Toujours sans parler de Houellebecq, le casting est une franche réussite. Trois seconds couteaux des polars et comédies d'action français côtoient l'écrivain : Mathieu Nicourt, Maxime Lefrançois et Luc Schwarz. A ceux-ci viennent s'ajouter un couple de personnes âgées au physique un peu étrange, qui rappelle les films de Kervern et Delépine. Comme Houellebecq, ils jouent leurs propres personnages, et leur simplicité les dote d'une phénoménale présence à l'écran davantage renforcée par la silhouette frêle et vieillie de leur otage et les cadrages sobres de Nicloux. La façon très spontanée avec laquelle chacun s'exprime et la prise de son légèrement sale contribuent à donner au film une impression de vie saisissante, rappelant les premiers Kechiche (dont on retrouve pour partie les scènes de bouffe) ou les films de Sophie Letourneur : c'est si authentique, à vrai dire, qu'on se sent régulièrement dans une position de voyeur aussi inconfortable que jouissive. De façon générale, le cadre et les personnages sentent la France du terroir sans additif. L'atmosphère est prenante, connaissant un pic à partir de la scène de l'enlèvement (véritable prouesse de tension et d'humour mêlés, vraiment) pour maintenir un niveau d'intensité remarquable sans qu'il ne se passe, au final, strictement rien.

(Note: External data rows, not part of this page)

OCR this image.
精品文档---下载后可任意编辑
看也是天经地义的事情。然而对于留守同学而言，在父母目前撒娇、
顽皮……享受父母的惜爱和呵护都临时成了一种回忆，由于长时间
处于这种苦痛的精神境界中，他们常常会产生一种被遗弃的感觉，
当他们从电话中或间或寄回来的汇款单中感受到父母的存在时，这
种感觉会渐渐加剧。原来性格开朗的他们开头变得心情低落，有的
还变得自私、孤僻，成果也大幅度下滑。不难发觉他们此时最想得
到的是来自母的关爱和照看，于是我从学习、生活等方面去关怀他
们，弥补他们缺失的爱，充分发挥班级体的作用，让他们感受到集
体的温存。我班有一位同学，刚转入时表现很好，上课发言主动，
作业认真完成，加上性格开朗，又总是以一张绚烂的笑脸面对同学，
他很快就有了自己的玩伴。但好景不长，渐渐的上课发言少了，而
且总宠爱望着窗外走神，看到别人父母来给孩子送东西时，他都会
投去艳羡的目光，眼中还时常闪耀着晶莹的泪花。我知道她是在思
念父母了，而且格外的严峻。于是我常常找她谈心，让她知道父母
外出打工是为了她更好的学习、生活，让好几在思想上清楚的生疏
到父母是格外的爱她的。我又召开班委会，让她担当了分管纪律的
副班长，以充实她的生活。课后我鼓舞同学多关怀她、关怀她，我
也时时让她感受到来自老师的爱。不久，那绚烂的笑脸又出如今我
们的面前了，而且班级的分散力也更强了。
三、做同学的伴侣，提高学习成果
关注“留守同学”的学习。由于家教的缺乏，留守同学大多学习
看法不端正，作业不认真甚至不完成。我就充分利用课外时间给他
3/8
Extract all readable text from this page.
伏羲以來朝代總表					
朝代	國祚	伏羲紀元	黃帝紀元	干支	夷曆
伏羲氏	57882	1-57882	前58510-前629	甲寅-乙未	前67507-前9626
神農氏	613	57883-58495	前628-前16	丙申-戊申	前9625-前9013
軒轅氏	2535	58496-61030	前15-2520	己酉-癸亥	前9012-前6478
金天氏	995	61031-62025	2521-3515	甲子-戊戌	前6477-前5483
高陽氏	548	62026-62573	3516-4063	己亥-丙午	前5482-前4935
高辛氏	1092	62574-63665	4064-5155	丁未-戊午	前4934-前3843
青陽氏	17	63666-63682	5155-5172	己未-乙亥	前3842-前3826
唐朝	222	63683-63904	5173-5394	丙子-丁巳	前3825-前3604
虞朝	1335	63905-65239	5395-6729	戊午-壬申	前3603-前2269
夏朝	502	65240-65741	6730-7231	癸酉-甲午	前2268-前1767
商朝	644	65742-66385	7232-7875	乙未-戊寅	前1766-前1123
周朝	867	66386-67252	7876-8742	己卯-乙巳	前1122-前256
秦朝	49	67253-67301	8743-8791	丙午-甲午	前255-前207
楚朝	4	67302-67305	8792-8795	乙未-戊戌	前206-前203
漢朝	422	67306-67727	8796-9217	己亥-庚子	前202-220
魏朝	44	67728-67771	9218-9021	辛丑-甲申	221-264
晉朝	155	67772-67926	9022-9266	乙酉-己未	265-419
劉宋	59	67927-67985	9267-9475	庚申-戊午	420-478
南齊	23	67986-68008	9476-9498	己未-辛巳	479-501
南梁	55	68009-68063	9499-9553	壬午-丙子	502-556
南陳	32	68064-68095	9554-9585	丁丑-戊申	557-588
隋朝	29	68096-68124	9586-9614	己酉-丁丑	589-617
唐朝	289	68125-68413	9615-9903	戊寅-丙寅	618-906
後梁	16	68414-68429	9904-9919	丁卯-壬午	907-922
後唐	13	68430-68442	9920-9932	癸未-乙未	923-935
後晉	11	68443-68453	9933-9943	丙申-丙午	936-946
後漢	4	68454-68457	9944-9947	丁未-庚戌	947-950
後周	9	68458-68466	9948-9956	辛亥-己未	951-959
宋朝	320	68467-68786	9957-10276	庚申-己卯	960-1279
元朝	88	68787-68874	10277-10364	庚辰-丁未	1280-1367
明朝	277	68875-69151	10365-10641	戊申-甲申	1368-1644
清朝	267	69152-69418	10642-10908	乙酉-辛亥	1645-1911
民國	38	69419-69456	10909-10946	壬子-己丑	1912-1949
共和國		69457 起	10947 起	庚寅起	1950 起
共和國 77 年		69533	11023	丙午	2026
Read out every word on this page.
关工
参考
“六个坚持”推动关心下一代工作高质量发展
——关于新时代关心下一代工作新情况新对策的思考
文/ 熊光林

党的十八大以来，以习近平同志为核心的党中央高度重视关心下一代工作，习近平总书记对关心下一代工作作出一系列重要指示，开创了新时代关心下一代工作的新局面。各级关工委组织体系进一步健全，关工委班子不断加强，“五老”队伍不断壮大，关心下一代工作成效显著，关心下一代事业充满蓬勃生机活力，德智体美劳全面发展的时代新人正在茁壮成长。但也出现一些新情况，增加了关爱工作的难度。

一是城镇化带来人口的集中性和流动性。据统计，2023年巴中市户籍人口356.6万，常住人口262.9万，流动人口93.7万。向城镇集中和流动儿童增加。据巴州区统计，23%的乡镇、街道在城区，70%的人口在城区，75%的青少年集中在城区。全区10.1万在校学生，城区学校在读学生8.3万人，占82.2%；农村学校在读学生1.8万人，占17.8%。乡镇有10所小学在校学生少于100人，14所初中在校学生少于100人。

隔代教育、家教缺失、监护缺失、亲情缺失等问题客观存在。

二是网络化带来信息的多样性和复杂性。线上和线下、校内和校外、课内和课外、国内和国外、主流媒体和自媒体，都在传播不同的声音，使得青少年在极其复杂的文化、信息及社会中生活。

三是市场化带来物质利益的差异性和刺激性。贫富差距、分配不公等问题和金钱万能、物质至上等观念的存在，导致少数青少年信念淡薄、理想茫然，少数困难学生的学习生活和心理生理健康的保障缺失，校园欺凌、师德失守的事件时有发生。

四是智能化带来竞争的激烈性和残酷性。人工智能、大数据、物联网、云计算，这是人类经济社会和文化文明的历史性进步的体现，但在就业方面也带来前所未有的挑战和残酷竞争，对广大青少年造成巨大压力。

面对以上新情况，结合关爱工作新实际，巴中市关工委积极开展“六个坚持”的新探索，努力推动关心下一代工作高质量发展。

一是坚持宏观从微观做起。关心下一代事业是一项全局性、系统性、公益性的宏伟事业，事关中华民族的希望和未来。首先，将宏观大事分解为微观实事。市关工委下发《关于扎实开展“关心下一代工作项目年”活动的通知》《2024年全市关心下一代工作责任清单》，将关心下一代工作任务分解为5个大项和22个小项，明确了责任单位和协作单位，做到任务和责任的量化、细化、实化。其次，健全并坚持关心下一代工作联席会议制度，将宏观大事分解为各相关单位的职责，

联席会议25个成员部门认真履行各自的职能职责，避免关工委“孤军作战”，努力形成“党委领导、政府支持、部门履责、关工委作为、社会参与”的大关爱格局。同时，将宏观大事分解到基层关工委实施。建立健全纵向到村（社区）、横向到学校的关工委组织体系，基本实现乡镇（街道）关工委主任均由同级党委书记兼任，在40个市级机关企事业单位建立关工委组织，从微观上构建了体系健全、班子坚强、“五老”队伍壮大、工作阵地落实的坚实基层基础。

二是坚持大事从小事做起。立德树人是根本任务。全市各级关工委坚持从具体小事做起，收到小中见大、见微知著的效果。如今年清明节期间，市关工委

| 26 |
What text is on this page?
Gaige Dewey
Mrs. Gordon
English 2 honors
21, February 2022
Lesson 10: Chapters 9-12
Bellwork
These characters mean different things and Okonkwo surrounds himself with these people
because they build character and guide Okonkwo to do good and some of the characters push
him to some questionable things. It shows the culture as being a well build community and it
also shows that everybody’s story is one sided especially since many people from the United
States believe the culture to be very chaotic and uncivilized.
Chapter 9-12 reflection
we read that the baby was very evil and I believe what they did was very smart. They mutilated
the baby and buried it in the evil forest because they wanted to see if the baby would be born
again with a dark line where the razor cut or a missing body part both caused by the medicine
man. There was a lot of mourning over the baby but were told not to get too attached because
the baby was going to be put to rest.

Dans tout ça, Houellebecq sert de ciment. Il renforce ou fait tenir les scènes les plus anecdotiques par une présence détachée qui s'accorde à la perfection avec la froideur de la mise en scène et le sordide des situations. Il donne à tout le film une couleur intensément franchouillarde, précisément celles qu'étaient venus capturer Kervern et Delépine avant d'échouer lamentablement dans Near Death Experience. L'image et le son sentent le renfermé, l'étroitesse, l'idéal refoulé, la précarité, la souffrance sexuelle et affective, mais pourtant on veut en rire. Les scènes sont très bien écrites et jouées, comme ce repas où le massif Luc Schwarz est sur le point de démolir physiquement Houellebecq pour un propos mal placé : c'est comme ça pendant une heure trente, le film gronde d'une énergie volontairement refoulée qui rend les personnages petits, bêtes, mais paradoxalement passionnants dans leur incarnation d'une certaine France et du rapport de celle-ci à Houellebecq. Sans même apprécier l'auteur (je ne suis pas fan de ses livres), il est impossible de ne pas reconnaître à ce film un caractère hors-normes. En se centrant sur une personnalité de notre temps et de notre pays, en accordant toute sa mise en scène autour d'un personnage clé au charisme singulier, cet Enlèvement est une comédie grinçante touffue, ambitieuse et pourtant fondamentalement très simple. Tout comme Nicloux et Houellebecq eux-mêmes, on n'est pas sûr de l'importance qu'il faut réellement donner à ce film, on n'est pas sûr non plus de son sens profond, si tant est qu'il existe ; mais c'est un tel aboutissement formel qu'on ne peut que tomber sous le charme de ce conte cynique et plein d'ironie. Peut-être le meilleur film de Guillaume Nicloux.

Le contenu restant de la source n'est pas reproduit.